Après “Les six naïades” de Laurent Corre, les Éditions du Caïman nous proposent un nouveau titre en cette fin 2012, “La morte des tourbières” de Jean-Louis Nogaro.
Ludovic Mermoz est étudiant en journalisme. Il vient d’hériter d’une tante dont il ignorait l’existence, Viviane Sallarue. Celle-ci habitait un village à une vingtaine de kilomètres de Saint-Étienne, dans les Monts du Pilat. Ludovic quitte son Alsace pour découvrir ce coin du Massif Central. Curieuse commune disposant d’un grand gymnase, et dont les noms de rues font très soviétiques. Au hameau Les Gueyes, la maison de Viviane Sallarue fait face à la ferme de l’antipathique Claude Bonnet. Autoritaire avec sa femme Lise, le paysan hargneux préfèrerait racheter la maison plutôt que d’avoir un voisin. Ludovic consulte le médecin de sa tante, ainsi que la gendarmerie, mais le décès par noyade de Mme Sallarue n’apparaît pas suspect. Pourtant, on peut se demander ce qu’elle faisait sur une tourbière en pleine nuit.
Ludovic réalise que le gymnase est dédié aux deux sports pratiqués ici, basket et majorettes. Les deux clubs ont même atteint un haut niveau. C’est la tante de Ludovic qui dirigeait avec fermeté l’équipe de majorette, aujourd’hui entraînée par Lola Campagnole. Une certaine rivalité existe entre les clubs, pour des raisons financières. Installé en France de longue date, l’entraîneur roumain des équipes de basket ne semble pas avoir été tellement hostile envers Viviane Sallarue. Mais des rumeurs affirmaient qu’elle attirait l’argent des sponsors en prostituant ses majorettes. Il est vrai que les conversations malintentionnées vont bon train au bistrot de Marthe. Claude Bonnet monte un commando visant à décourager son jeune voisin de rester dans les parages. Ce sera un fiasco pour les paysans.
Ludovic a sympathisé avec un marginal, surnommé Le Djerbien. Vivant dans son camping-car, il s’écarte par choix de la société actuelle. La chef des majorettes, Lola Campagnole, va bientôt compléter ce trio amical. De son côté, l’effacée Lise Bonnet va mener son propre jeu, maintenant que son mari est mal en point après l’opération commando. Le premier vrai voyage de Lise va la mener jusque dans l’Ain. Bien qu’ayant pris quelques précautions, c’est peut-être un rendez-vous risqué auquel elle se rend. Ludovic se renseigne sur l’historique des majorettes, sur la famille de l’entraîneur du club de basket, et sur Lucille Kerouec. Internée en psychiatrie depuis plusieurs années, celle-ci fut une majorette de haut niveau. Les secrets de ce village et de sa tante sont certainement fort dangereux à dévoiler…

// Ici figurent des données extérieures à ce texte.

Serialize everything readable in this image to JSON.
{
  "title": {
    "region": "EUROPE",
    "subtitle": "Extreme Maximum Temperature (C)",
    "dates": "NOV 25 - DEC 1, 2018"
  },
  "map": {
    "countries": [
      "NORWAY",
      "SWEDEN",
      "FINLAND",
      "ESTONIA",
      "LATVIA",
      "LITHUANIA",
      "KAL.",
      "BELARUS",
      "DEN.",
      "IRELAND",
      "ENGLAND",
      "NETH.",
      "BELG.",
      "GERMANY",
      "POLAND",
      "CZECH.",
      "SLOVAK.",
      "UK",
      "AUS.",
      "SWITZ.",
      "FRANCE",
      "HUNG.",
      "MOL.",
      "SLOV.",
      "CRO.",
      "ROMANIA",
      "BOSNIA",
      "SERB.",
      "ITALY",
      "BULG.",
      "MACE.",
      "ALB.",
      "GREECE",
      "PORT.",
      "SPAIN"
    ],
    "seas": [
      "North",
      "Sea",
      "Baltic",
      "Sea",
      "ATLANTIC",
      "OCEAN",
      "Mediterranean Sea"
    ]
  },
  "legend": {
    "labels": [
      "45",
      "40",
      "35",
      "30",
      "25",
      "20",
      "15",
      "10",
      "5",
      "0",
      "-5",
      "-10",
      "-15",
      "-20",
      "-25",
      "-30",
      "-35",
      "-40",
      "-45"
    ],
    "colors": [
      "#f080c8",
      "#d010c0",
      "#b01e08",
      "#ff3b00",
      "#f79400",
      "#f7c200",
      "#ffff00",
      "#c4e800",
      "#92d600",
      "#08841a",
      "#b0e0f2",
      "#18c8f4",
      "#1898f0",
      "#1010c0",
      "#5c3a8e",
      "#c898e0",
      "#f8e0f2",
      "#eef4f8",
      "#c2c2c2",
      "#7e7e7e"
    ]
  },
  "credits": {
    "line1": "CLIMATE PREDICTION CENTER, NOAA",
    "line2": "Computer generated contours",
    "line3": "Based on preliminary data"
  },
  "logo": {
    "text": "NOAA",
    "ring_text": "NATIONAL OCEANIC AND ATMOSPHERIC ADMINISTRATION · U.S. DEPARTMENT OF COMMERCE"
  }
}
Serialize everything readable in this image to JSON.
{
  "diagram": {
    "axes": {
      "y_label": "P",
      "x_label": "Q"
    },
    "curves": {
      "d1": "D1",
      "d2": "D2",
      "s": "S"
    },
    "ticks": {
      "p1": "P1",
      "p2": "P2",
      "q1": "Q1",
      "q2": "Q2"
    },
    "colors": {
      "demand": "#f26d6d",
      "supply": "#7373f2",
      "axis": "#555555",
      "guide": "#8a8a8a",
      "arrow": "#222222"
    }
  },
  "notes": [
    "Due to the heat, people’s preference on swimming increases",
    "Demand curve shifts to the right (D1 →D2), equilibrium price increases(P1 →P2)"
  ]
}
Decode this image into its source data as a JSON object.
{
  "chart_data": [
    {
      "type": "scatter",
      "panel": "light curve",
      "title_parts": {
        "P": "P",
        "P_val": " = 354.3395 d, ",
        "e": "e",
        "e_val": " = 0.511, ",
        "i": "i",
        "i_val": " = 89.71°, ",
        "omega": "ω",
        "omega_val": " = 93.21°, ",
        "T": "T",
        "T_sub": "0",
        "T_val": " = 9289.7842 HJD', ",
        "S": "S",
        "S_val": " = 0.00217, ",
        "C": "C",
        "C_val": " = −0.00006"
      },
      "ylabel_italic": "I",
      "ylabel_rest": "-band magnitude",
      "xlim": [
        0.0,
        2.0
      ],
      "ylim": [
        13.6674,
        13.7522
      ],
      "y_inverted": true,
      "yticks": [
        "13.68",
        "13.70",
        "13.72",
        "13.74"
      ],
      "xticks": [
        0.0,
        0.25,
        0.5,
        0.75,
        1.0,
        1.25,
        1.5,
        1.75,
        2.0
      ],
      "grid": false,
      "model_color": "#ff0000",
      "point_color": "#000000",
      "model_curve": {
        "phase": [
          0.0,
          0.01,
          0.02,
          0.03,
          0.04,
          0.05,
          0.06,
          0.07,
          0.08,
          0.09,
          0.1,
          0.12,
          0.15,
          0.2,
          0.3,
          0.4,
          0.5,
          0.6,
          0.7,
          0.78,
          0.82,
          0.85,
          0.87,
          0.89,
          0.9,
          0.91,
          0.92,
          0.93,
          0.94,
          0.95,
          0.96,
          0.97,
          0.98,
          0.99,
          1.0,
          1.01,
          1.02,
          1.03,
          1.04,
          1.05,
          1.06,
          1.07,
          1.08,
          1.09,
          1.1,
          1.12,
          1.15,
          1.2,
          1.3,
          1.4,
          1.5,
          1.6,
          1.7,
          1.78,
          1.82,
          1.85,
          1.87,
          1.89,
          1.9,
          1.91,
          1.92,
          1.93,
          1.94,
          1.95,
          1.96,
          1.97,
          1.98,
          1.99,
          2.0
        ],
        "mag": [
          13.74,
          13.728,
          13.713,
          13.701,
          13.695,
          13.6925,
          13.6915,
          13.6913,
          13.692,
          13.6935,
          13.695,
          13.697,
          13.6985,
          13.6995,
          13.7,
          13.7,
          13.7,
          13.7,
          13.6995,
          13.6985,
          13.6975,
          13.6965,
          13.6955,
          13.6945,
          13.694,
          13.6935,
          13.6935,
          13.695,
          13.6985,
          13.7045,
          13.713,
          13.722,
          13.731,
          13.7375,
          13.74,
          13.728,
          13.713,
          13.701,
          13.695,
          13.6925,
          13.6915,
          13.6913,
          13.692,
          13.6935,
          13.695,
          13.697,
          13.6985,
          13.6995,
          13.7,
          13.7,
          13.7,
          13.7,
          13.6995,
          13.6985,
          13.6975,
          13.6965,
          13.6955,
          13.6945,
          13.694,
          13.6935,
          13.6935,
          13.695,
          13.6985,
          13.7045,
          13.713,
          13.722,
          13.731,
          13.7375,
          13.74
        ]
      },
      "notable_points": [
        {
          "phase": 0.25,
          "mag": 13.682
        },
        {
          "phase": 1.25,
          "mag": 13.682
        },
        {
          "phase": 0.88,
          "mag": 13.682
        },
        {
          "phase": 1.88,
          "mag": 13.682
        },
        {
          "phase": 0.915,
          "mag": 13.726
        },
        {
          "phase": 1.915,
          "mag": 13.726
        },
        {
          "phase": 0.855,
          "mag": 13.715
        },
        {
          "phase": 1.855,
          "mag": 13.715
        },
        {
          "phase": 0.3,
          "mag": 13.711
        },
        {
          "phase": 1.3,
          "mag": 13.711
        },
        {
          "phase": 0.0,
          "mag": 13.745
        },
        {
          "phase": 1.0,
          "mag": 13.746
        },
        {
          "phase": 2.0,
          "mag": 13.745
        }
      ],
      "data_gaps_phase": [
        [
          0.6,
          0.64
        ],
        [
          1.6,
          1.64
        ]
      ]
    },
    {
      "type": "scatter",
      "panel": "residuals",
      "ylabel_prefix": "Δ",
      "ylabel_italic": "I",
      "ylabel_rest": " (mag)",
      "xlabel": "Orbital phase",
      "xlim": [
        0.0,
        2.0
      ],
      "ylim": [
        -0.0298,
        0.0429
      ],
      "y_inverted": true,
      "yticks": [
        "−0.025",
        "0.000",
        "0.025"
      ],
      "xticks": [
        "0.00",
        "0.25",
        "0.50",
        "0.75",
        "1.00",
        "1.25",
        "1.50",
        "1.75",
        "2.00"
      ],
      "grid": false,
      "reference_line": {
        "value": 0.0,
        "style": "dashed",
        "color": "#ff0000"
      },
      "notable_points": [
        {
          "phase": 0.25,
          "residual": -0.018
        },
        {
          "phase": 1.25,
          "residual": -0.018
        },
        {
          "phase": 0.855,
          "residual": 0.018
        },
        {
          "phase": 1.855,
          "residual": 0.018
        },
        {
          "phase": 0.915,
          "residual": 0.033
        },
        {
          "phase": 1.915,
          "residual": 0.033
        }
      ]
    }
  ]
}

C’est un roman d’énigme très réussi qu’a concocté Jean-Louis Nogaro, qui a déjà plusieurs suspenses à son actif. Un village et ses mystères, un contexte qui a fait ses preuves dans une multitude de polars, bien entendu. Il s’agit donc de créer une ambiance, d’apporter des spécificités à l’intrigue. Ce que l’auteur ne manque pas de faire ici, dans une histoire riche en nuances. On s’interroge sur le rôle de Lise Bonnet, on sourit de la bêtise de son mari, on adhère au petit groupe d’amis qui se forme, on observe ce petit monde avec bien des questions en tête. Qu’on ne s’étonne pas qu’une petite bourgade comme celle évoquée possède des clubs sportifs titrés. C’est le cas de nombreuses communes dans diverses régions. Voilà un polar dans la meilleure tradition, qui ne décevra assurément pas les lecteurs.